Systems integrators and primes: a single, authoritative source of programme rules that reduces ambiguity and rework.

Value proposition by beneficiary and observable impact

Government, law‑enforcement, and defence programmes
Value: a single, unambiguous source of truth for mission rules that can be reviewed by non‑specialists and trusted by technical teams.
Impact: fewer policy disputes, accelerated sign‑off before operational deployment, and a repeatable evidence trail aligned with AI Act expectations and national accreditation practices.
Critical‑infrastructure operators (energy, transport, health, water)
Value: durable specifications of safety and data‑use requirements that remain stable across personnel changes and tooling updates.

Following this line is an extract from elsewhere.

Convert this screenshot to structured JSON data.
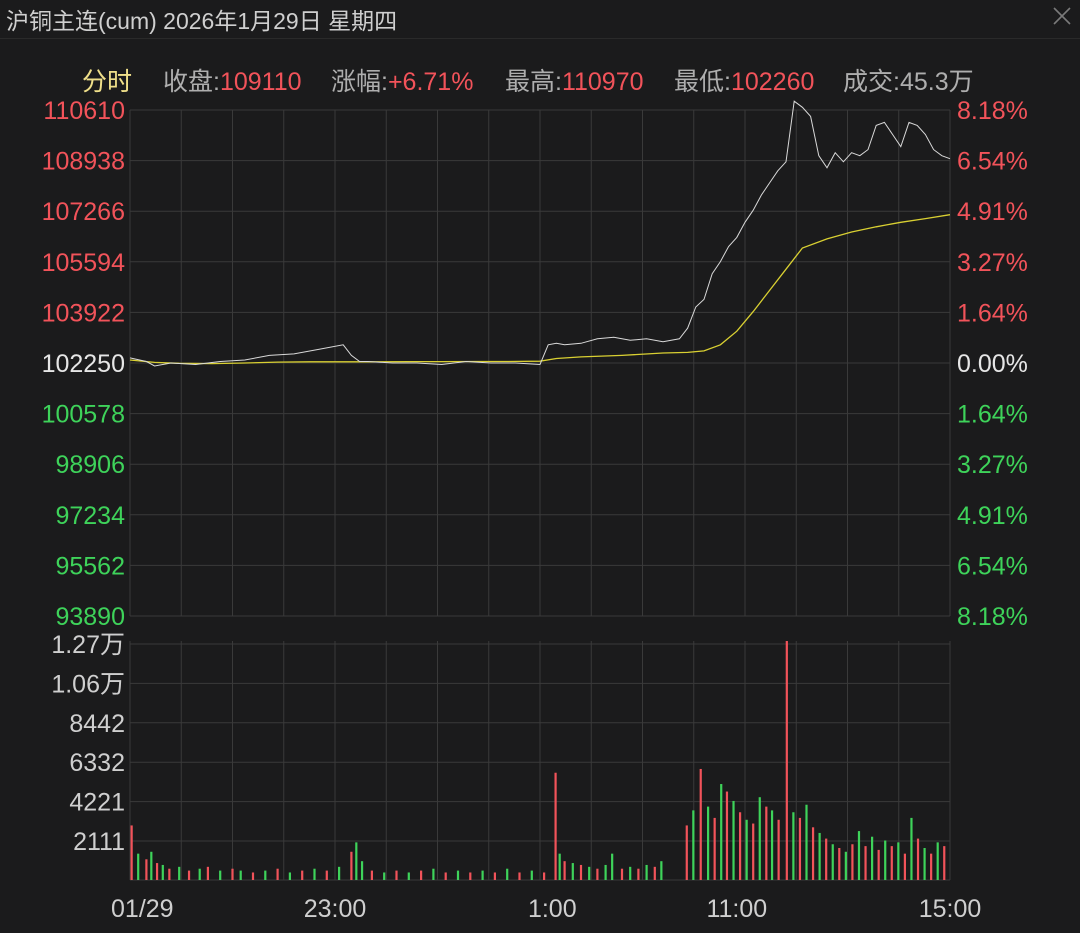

Impact: reduced operational risk from misinterpretation, smoother vendor hand‑offs, and faster audit preparation during incident reviews or regulatory assessments.
Systems integrators and primes
Value: precise, machine‑checkable requirements that limit scope creep and enable predictable delivery.
Impact: fewer change orders driven by ambiguity, clearer acceptance criteria, and improved reuse of validated specifications across related projects.
Auditors, assessors, and accreditation authorities
Value: transparent artefacts linking human intent to checked formal definitions, with traceable changes.
Impact: shorter evidence reviews, clearer non‑compliance findings when they occur, and greater confidence that specifications reflect what operational leaders intended.